After NO COUNTRY FOR OLD MEN, I think we’d all appreciate something lighter from the Coen Brothers. Well, relatively speaking. Putting their darkly comic twist on the paranoid thriller, the Coens give us BURN AFTER READING, a film that raises questions and staunchly refuses to answer them. Featuring spirited performances by an energetic ensembles and flashes of genuine Coen genius, BURN AFTER READING may not be the new American classic, but we’re having too much fun to care.

The whole ordeal begins when CIA analyst Osborne Cox (John Malkovich) is unceremoniously dismissed, with his superiors citing his drinking as the problem. In his malaise he decides to write his memoirs, much to the chagrin of his cold and detached wife Katie (Tilda Swinton). Meanwhile, some of Cox’s personal files end up in the possession of two gym workers. One is the dispirited Linda Litzke (Frances McDormand), who is trying to finance some cosmetic surgeries. The other is bright, chipper and mostly clueless trainer Chad (Brad Pitt) who jumps at the sign of excitement. As they begin their mission to blackmail Cox, Linda becomes involved with womanizer Harry Pfaffer (George Clooney) who is also having an affair with Katie. And if you think this sounds convoluted, you’ve only cracked the surface.

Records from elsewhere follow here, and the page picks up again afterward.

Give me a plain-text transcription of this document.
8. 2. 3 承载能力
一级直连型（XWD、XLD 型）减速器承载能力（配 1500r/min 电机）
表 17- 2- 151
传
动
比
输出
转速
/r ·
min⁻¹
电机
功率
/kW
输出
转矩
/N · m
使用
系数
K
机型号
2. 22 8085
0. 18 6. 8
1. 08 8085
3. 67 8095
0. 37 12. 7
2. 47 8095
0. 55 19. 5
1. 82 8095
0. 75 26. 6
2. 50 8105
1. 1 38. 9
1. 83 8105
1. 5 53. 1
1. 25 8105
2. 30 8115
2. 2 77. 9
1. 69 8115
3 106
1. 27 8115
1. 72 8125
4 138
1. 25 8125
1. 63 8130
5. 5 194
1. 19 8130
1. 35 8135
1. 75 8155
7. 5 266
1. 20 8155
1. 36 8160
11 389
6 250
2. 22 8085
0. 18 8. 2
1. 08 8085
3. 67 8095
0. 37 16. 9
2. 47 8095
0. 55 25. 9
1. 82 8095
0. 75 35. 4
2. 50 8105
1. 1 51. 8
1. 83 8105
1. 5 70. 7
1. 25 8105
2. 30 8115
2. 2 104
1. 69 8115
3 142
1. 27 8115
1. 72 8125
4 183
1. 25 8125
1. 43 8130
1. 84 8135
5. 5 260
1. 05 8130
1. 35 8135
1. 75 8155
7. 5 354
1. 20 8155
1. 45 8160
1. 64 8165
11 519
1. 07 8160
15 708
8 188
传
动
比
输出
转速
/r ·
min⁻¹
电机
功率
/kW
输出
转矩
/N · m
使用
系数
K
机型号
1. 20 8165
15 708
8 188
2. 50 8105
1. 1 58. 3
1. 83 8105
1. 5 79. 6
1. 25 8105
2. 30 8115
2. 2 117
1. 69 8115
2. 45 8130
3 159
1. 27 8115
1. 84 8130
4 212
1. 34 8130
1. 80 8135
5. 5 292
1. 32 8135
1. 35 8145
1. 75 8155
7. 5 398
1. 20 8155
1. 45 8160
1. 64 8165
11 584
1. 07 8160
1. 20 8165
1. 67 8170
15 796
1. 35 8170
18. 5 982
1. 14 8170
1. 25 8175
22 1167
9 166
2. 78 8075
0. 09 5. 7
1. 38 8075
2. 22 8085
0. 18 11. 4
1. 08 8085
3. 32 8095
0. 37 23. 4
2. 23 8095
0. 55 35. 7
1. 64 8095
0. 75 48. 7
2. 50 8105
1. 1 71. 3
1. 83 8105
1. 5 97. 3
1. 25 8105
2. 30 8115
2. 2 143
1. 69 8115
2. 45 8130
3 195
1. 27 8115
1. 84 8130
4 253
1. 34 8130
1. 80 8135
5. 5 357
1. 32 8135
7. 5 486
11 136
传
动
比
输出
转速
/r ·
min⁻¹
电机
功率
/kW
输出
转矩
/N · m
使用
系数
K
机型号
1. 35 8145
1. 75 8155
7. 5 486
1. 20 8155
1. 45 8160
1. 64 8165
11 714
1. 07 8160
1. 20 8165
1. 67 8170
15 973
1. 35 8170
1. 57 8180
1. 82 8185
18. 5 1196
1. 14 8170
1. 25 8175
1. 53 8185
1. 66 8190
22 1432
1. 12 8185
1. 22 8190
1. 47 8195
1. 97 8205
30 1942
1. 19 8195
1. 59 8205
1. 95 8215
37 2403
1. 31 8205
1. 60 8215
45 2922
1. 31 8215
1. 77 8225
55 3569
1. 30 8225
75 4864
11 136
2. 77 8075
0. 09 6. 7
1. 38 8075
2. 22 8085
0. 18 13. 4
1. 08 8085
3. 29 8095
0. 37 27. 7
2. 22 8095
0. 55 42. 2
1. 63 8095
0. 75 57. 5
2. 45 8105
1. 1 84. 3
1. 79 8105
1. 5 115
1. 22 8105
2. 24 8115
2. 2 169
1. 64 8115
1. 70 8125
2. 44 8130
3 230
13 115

The Coens have set out to create the most ridiculously complex plot they could, and they’ve succeeded with flying colors. Late in the film, when two agents muse how pointlessly confusing the whole thing is the audience is right there with them. The entire film is an hour and a half of pointless confusion, but it couldn’t be more hilarious. When events take the trademark dark Coen Brothers twist, the film becomes even more convoluted. It relentlessly parodies the look-over-your-shoulder paranoid thrillers and the every-word-has-a-hidden-meaning spy films that is purposely loses itself as it winds to a ludicrously messy finale.

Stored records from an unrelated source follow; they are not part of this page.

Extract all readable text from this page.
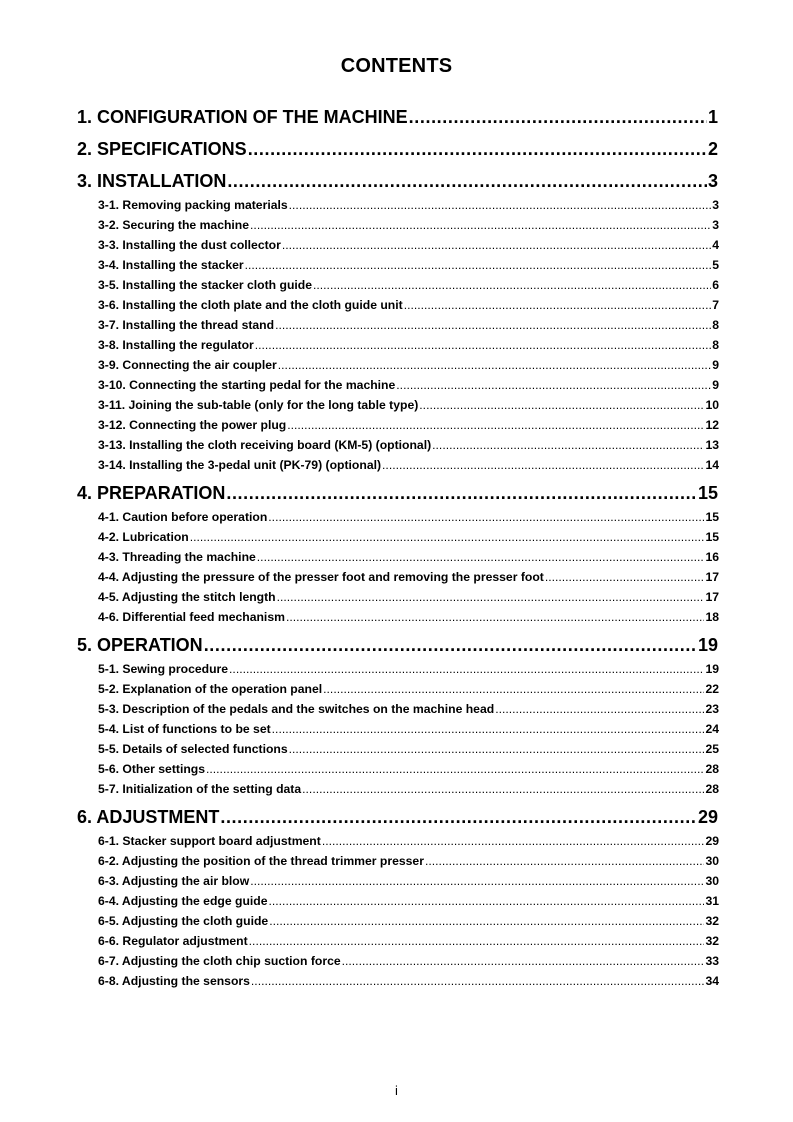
CONTENTS
1. CONFIGURATION OF THE MACHINE .....	1
2. SPECIFICATIONS .....	2
3. INSTALLATION .....	3
3-1. Removing packing materials .....	3
3-2. Securing the machine .....	3
3-3. Installing the dust collector .....	4
3-4. Installing the stacker .....	5
3-5. Installing the stacker cloth guide .....	6
3-6. Installing the cloth plate and the cloth guide unit .....	7
3-7. Installing the thread stand .....	8
3-8. Installing the regulator .....	8
3-9. Connecting the air coupler .....	9
3-10. Connecting the starting pedal for the machine .....	9
3-11. Joining the sub-table (only for the long table type) .....	10
3-12. Connecting the power plug .....	12
3-13. Installing the cloth receiving board (KM-5) (optional) .....	13
3-14. Installing the 3-pedal unit (PK-79) (optional) .....	14
4. PREPARATION .....	15
4-1. Caution before operation .....	15
4-2. Lubrication .....	15
4-3. Threading the machine .....	16
4-4. Adjusting the pressure of the presser foot and removing the presser foot .....	17
4-5. Adjusting the stitch length .....	17
4-6. Differential feed mechanism .....	18
5. OPERATION .....	19
5-1. Sewing procedure .....	19
5-2. Explanation of the operation panel .....	22
5-3. Description of the pedals and the switches on the machine head .....	23
5-4. List of functions to be set .....	24
5-5. Details of selected functions .....	25
5-6. Other settings .....	28
5-7. Initialization of the setting data .....	28
6. ADJUSTMENT .....	29
6-1. Stacker support board adjustment .....	29
6-2. Adjusting the position of the thread trimmer presser .....	30
6-3. Adjusting the air blow .....	30
6-4. Adjusting the edge guide .....	31
6-5. Adjusting the cloth guide .....	32
6-6. Regulator adjustment .....	32
6-7. Adjusting the cloth chip suction force .....	33
6-8. Adjusting the sensors .....	34
i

Part of the reason the mess never gets tiring is because of its top-notch cast. Each gifted with characters a step above reality, the lead actors take their parts and run. Every performance is crafted to perfection. From Swinton’s icy wife who instantly sees the worst in everybody to Clooney’s ultra-paranoid bumbling fella who’s in over his head. But fine as these two actors are, they can’t compare to the film’s three leads. Coen Brothers vet McDormand puts in another classic performance that is a masterpiece of earnest lunacy. The audience simultaneously feels for Linda as she laments over her body image and roars with laughter as she bursts into each new twist with blind confidence and an apparent determination to mispronounce names. Malkovich is sways wildly from screaming matches to complete despair in the most exaggerated way possible. But the life of the film lies with Brad Pitt. Chad is a jock who forgot that he graduated from high school, more dedicated to his job and his bicycle than seems humanly possible. He completely shreds his cool-guy personality and still manages to be cool. With his almost giggly outbursts and his pumped dances, he may be the coolest idiot around.

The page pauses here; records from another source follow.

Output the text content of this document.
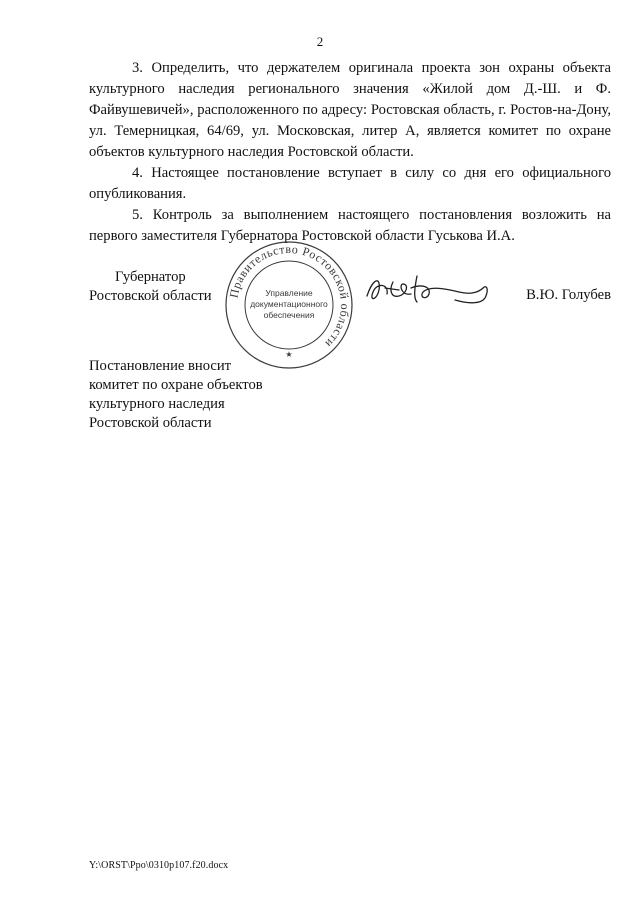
2

3. Определить, что держателем оригинала проекта зон охраны объекта культурного наследия регионального значения «Жилой дом Д.-Ш. и Ф. Файвушевичей», расположенного по адресу: Ростовская область, г. Ростов-на-Дону, ул. Темерницкая, 64/69, ул. Московская, литер А, является комитет по охране объектов культурного наследия Ростовской области.

4. Настоящее постановление вступает в силу со дня его официального опубликования.

5. Контроль за выполнением настоящего постановления возложить на первого заместителя Губернатора Ростовской области Гуськова И.А.

Губернатор
Ростовской области Правительство Ростовской области
Управление
документационного
обеспечения
★
В.Ю. Голубев
Постановление вносит
комитет по охране объектов
культурного наследия
Ростовской области
Y:\ORST\Ppo\0310p107.f20.docx
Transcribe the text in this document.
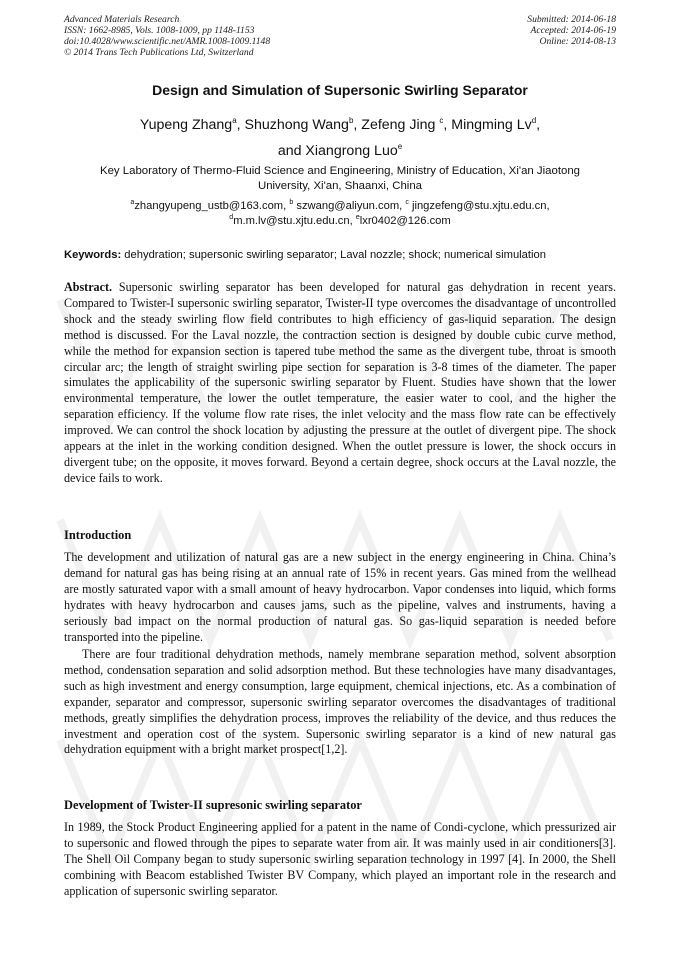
Advanced Materials Research
ISSN: 1662-8985, Vols. 1008-1009, pp 1148-1153
doi:10.4028/www.scientific.net/AMR.1008-1009.1148
© 2014 Trans Tech Publications Ltd, Switzerland
Submitted: 2014-06-18
Accepted: 2014-06-19
Online: 2014-08-13
Design and Simulation of Supersonic Swirling Separator
Yupeng Zhang$^a$, Shuzhong Wang$^b$, Zefeng Jing $^c$, Mingming Lv$^d$,
and Xiangrong Luo$^e$
Key Laboratory of Thermo-Fluid Science and Engineering, Ministry of Education, Xi'an Jiaotong
University, Xi'an, Shaanxi, China
$^a$zhangyupeng_ustb@163.com, $^b$ szwang@aliyun.com, $^c$ jingzefeng@stu.xjtu.edu.cn,
$^d$m.m.lv@stu.xjtu.edu.cn, $^e$lxr0402@126.com
Keywords: dehydration; supersonic swirling separator; Laval nozzle; shock; numerical simulation
Abstract. Supersonic swirling separator has been developed for natural gas dehydration in recent years. Compared to Twister-I supersonic swirling separator, Twister-II type overcomes the disadvantage of uncontrolled shock and the steady swirling flow field contributes to high efficiency of gas-liquid separation. The design method is discussed. For the Laval nozzle, the contraction section is designed by double cubic curve method, while the method for expansion section is tapered tube method the same as the divergent tube, throat is smooth circular arc; the length of straight swirling pipe section for separation is 3-8 times of the diameter. The paper simulates the applicability of the supersonic swirling separator by Fluent. Studies have shown that the lower environmental temperature, the lower the outlet temperature, the easier water to cool, and the higher the separation efficiency. If the volume flow rate rises, the inlet velocity and the mass flow rate can be effectively improved. We can control the shock location by adjusting the pressure at the outlet of divergent pipe. The shock appears at the inlet in the working condition designed. When the outlet pressure is lower, the shock occurs in divergent tube; on the opposite, it moves forward. Beyond a certain degree, shock occurs at the Laval nozzle, the device fails to work.
Introduction
The development and utilization of natural gas are a new subject in the energy engineering in China. China’s demand for natural gas has being rising at an annual rate of 15% in recent years. Gas mined from the wellhead are mostly saturated vapor with a small amount of heavy hydrocarbon. Vapor condenses into liquid, which forms hydrates with heavy hydrocarbon and causes jams, such as the pipeline, valves and instruments, having a seriously bad impact on the normal production of natural gas. So gas-liquid separation is needed before transported into the pipeline.
There are four traditional dehydration methods, namely membrane separation method, solvent absorption method, condensation separation and solid adsorption method. But these technologies have many disadvantages, such as high investment and energy consumption, large equipment, chemical injections, etc. As a combination of expander, separator and compressor, supersonic swirling separator overcomes the disadvantages of traditional methods, greatly simplifies the dehydration process, improves the reliability of the device, and thus reduces the investment and operation cost of the system. Supersonic swirling separator is a kind of new natural gas dehydration equipment with a bright market prospect[1,2].
Development of Twister-II supresonic swirling separator
In 1989, the Stock Product Engineering applied for a patent in the name of Condi-cyclone, which pressurized air to supersonic and flowed through the pipes to separate water from air. It was mainly used in air conditioners[3]. The Shell Oil Company began to study supersonic swirling separation technology in 1997 [4]. In 2000, the Shell combining with Beacom established Twister BV Company, which played an important role in the research and application of supersonic swirling separator.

Even if it’s relatively free of the visual inventiveness seen in their other films, BURN AFTER READING packs a punch with its smart script and freewheeling performances. Its jokes are sharp enough to forgive INTOLERABLE CRUELTY and reteaming with a few familiar faces has done wonders for the brothers’ sense of humor. It may not be the most thought-provoking film out there and you’d be hard-pressed to justify why it all happened. But when the results are this fun, who cares?